16 agosto 2018
Aggiornato 23:30

Al via una nuova edizione della ‘Sagra del Vino di Casarsa’

Si stanno allestendo i chioschi e montando le attrazioni del Luna Park. Il programma prevede, alle 15, il torneo di tennis a cura della Asd Tennis Casarsa San Giovanni con il quale si darà il via alla manifestazione. Quest’anno un omaggio artistico al vino: con oltre 10 mila metri di tralci di vite sono state realizzate 9 installazioni artistiche originali nel giardino del nuovo Municipio
Palazzo Burovich e le installazioni fatte con le viti
Palazzo Burovich e le installazioni fatte con le viti (Bianchini)

CASARSA DELLA DELIZIA - Ci saranno proposte musicali per tutti i gusti alla ‘Sagra del Vino di Casarsa’ (21 aprile - 2 maggio) sul palco di piazza Italia, nel cuore dell’area festeggiamenti e con ingresso gratuito: si parte il 21 aprile con il «festival» dei gruppi giovanili locali PGonStage (organizzato dal Progetto giovani) mentre il 23 aprile alle 21.30 arriva il rapper Doro Gjat, già membro del gruppo Carnicats il quale canta anche in lingua friulana e si sta facendo conoscere in tutta Italia. Alla Sagra porterà i successi del suo album d’esordio solista Vai Fradi, molto apprezzato e «passato» pure su Italia 1 in un servizio dedicato dal tg Studio Aperto.
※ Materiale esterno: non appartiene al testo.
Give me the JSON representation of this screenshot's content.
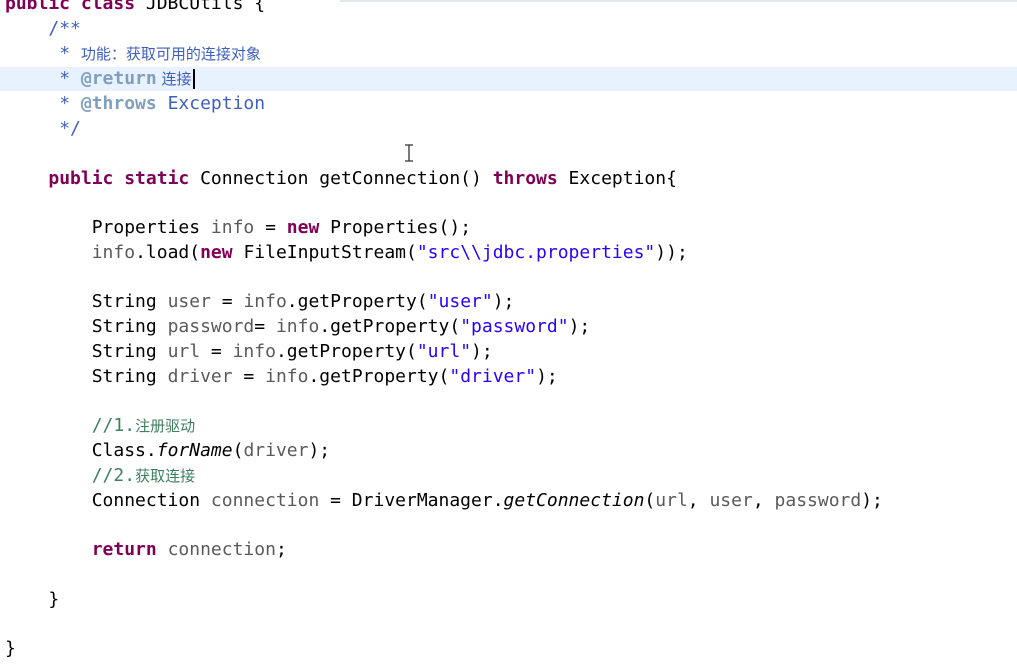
{
  "code": {
    "class_decl": {
      "kw": "public class",
      "name": " JDBCUtils {"
    },
    "doc_open": "/**",
    "doc_desc_prefix": " * ",
    "doc_desc_text": "功能：获取可用的连接对象",
    "doc_return_prefix": " * ",
    "doc_return_tag": "@return",
    "doc_return_text": " 连接",
    "doc_throws_prefix": " * ",
    "doc_throws_tag": "@throws",
    "doc_throws_text": " Exception",
    "doc_close": " */",
    "method_kw": "public static",
    "method_sig": " Connection getConnection() ",
    "method_throws_kw": "throws",
    "method_tail": " Exception{",
    "l_props_type": "Properties ",
    "l_props_var": "info",
    "l_props_eq": " = ",
    "l_props_new": "new",
    "l_props_tail": " Properties();",
    "l_load_var": "info",
    "l_load_mid": ".load(",
    "l_load_new": "new",
    "l_load_ctor": " FileInputStream(",
    "l_load_str": "\"src\\\\jdbc.properties\"",
    "l_load_tail": "));",
    "l_user_type": "String ",
    "l_user_var": "user",
    "l_user_eq": " = ",
    "l_user_info": "info",
    "l_user_call": ".getProperty(",
    "l_user_str": "\"user\"",
    "l_user_tail": ");",
    "l_pwd_type": "String ",
    "l_pwd_var": "password",
    "l_pwd_eq": "= ",
    "l_pwd_info": "info",
    "l_pwd_call": ".getProperty(",
    "l_pwd_str": "\"password\"",
    "l_pwd_tail": ");",
    "l_url_type": "String ",
    "l_url_var": "url",
    "l_url_eq": " = ",
    "l_url_info": "info",
    "l_url_call": ".getProperty(",
    "l_url_str": "\"url\"",
    "l_url_tail": ");",
    "l_drv_type": "String ",
    "l_drv_var": "driver",
    "l_drv_eq": " = ",
    "l_drv_info": "info",
    "l_drv_call": ".getProperty(",
    "l_drv_str": "\"driver\"",
    "l_drv_tail": ");",
    "c1_prefix": "//1.",
    "c1_text": "注册驱动",
    "l_cls_head": "Class.",
    "l_cls_method": "forName",
    "l_cls_open": "(",
    "l_cls_arg": "driver",
    "l_cls_tail": ");",
    "c2_prefix": "//2.",
    "c2_text": "获取连接",
    "l_conn_type": "Connection ",
    "l_conn_var": "connection",
    "l_conn_mid": " = DriverManager.",
    "l_conn_method": "getConnection",
    "l_conn_open": "(",
    "l_conn_a1": "url",
    "l_conn_c1": ", ",
    "l_conn_a2": "user",
    "l_conn_c2": ", ",
    "l_conn_a3": "password",
    "l_conn_tail": ");",
    "l_ret_kw": "return",
    "l_ret_sp": " ",
    "l_ret_var": "connection",
    "l_ret_tail": ";",
    "method_close": "}",
    "class_close": "}"
  },
  "colors": {
    "keyword": "#7f0055",
    "string": "#2a00ff",
    "comment": "#3f7f5f",
    "javadoc": "#3f5fbf",
    "javadoc_tag": "#7f9fbf",
    "current_line": "#e8f2fe"
  },
  "icons": {
    "cursor": "ibeam-cursor-icon"
  }
}
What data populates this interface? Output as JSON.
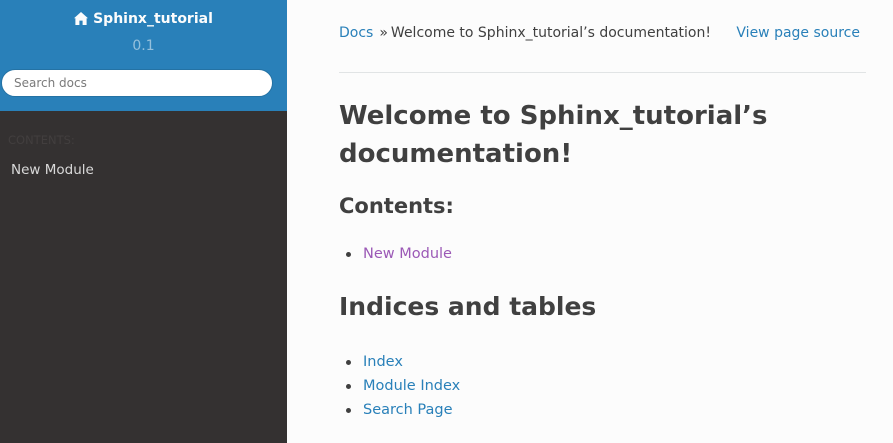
{
  "sidebar": {
    "project_name": "Sphinx_tutorial",
    "version": "0.1",
    "search_placeholder": "Search docs",
    "caption": "CONTENTS:",
    "nav_items": [
      {
        "label": "New Module"
      }
    ],
    "colors": {
      "top": "#2980b9",
      "background": "#343131"
    }
  },
  "breadcrumbs": {
    "root": "Docs",
    "separator": "»",
    "current": "Welcome to Sphinx_tutorial’s documentation!",
    "view_source": "View page source"
  },
  "content": {
    "title": "Welcome to Sphinx_tutorial’s documentation!",
    "contents_heading": "Contents:",
    "contents_items": [
      "New Module"
    ],
    "indices_heading": "Indices and tables",
    "indices_items": [
      "Index",
      "Module Index",
      "Search Page"
    ]
  },
  "colors": {
    "link": "#2980b9",
    "visited_link": "#9b59b6",
    "text": "#404040"
  }
}
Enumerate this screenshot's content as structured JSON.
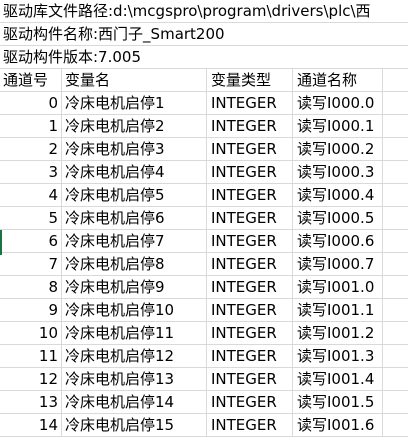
{
  "info": {
    "library_path": "驱动库文件路径:d:\\mcgspro\\program\\drivers\\plc\\西",
    "component_name": "驱动构件名称:西门子_Smart200",
    "component_version": "驱动构件版本:7.005"
  },
  "table": {
    "headers": [
      "通道号",
      "变量名",
      "变量类型",
      "通道名称"
    ],
    "rows": [
      [
        "0",
        "冷床电机启停1",
        "INTEGER",
        "读写I000.0"
      ],
      [
        "1",
        "冷床电机启停2",
        "INTEGER",
        "读写I000.1"
      ],
      [
        "2",
        "冷床电机启停3",
        "INTEGER",
        "读写I000.2"
      ],
      [
        "3",
        "冷床电机启停4",
        "INTEGER",
        "读写I000.3"
      ],
      [
        "4",
        "冷床电机启停5",
        "INTEGER",
        "读写I000.4"
      ],
      [
        "5",
        "冷床电机启停6",
        "INTEGER",
        "读写I000.5"
      ],
      [
        "6",
        "冷床电机启停7",
        "INTEGER",
        "读写I000.6"
      ],
      [
        "7",
        "冷床电机启停8",
        "INTEGER",
        "读写I000.7"
      ],
      [
        "8",
        "冷床电机启停9",
        "INTEGER",
        "读写I001.0"
      ],
      [
        "9",
        "冷床电机启停10",
        "INTEGER",
        "读写I001.1"
      ],
      [
        "10",
        "冷床电机启停11",
        "INTEGER",
        "读写I001.2"
      ],
      [
        "11",
        "冷床电机启停12",
        "INTEGER",
        "读写I001.3"
      ],
      [
        "12",
        "冷床电机启停13",
        "INTEGER",
        "读写I001.4"
      ],
      [
        "13",
        "冷床电机启停14",
        "INTEGER",
        "读写I001.5"
      ],
      [
        "14",
        "冷床电机启停15",
        "INTEGER",
        "读写I001.6"
      ]
    ]
  },
  "colors": {
    "gridline": "#d9d9d9",
    "selection_accent": "#1e7145"
  }
}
La Sagra si prepara al suo primo giorno, giovedì 21 aprile
Si stanno allestendo i chioschi e montando le attrazioni del Luna Park. Il programma prevede, alle 15, il torneo di tennis a cura della Asd Tennis Casarsa San Giovanni. Alle 17.30 al teatro comunale Pier Paolo Pasolini sarà inaugurata la mostra «Il Noce germoglio di un sogno - 30 di una storia dalla parte dei bambini». Saranno esposte le opere realizzate da Caterina Santambrogio e Arianna Russo per i calendari dell’associazione «Il Noce» con i racconto di 30 anni di storia dalla parte dei bambini e delle famiglie. Alle 18 è prevista l’apertura ufficiale del luna park, della fiera espositiva e dei chioschi enogastronomici. Alle 18 si potranno degustare i vini finalisti della selezione «Filari di Bolle» al Punto d’Ombra. Alle 18.30 appuntamento culturale con l’inaugurazione della mostra in sculture di legno «AryA Volumi d’Anima» di Arianna Gasperina nella sala consiliare di palazzo Burovich de Zmajevich. Alle 21 appuntamento con le giovani band in concerto con «PGonSTAGE» a cura del Progetto Giovani.

Ron al teatro Pasolini
Tra gli eventi del programma (consultabile su www.procasarsa.org) allestito dalla Pro Casarsa della Delizia insieme al Comune e associazioni locali, anche molti spettacoli per tutte le età e tutti i gusti, compresi spettacoli di teatro di strada per i bimbi e concerti per i più grandi a fine benefico. Come quello del grande Ron, tra i più apprezzati interpreti della musica italiana d’autore che sarà sul palco del teatro Pasolini il 29 aprile alle 21 con il concerto del suo tour «La forza di dire sì», il quale segue l’uscita l’11 marzo scorso dell’album omonimo con ventiquattro duetti e due brani inediti con il quale sostiene l'Aisla, l'Associazione italiana sclerosi laterale amiotrofica (costo biglietto 22 euro, prevendite segreteria@procasarsa.org). Un appuntamento eccezionale per gli appassionati di musica e in particolare per i molti fan del cantante, presente in questi giorni nelle radio con la versione corale di uno dei suoi maggiori successi, «Una città per cantare».

Em Faber
rima però, il 22 aprile alle 21 nel giardino interno dell’Hotel Ristorante Al Posta, spazio alla Em Faber, band tributo al grande Fabrizio D’Andrè che da 7 anni sostiene i progetti di Emergency in giro per il mondo. Proprio nella serata casarsese saranno presenti due responsabili della logistica dell’organizzazione guidata da Gino Strada per raccontare i progetti in cui Emergency è impegnata in questo momento e per i quali ha bisogno di sostegno. Serata organizzata con la collaborazione dell’Avis di Casarsa e San Giovanni. In caso di maltempo il concerto si terrà al teatro Pasolini.

Arte e vino
Un omaggio artistico al vino, vero protagonista di questa tradizionale festa di primavera. Infatti, gli artisti di «Non solo Fiori» hanno utilizzato oltre 10 mila metri di tralci di vite per realizzare con la tecnica dell'intreccio casuale 9 installazioni artistiche originali nel giardino del nuovo Municipio a Palazzo Burovich de Zmajevich, uno dei punti di attrazione principali della manifestazione.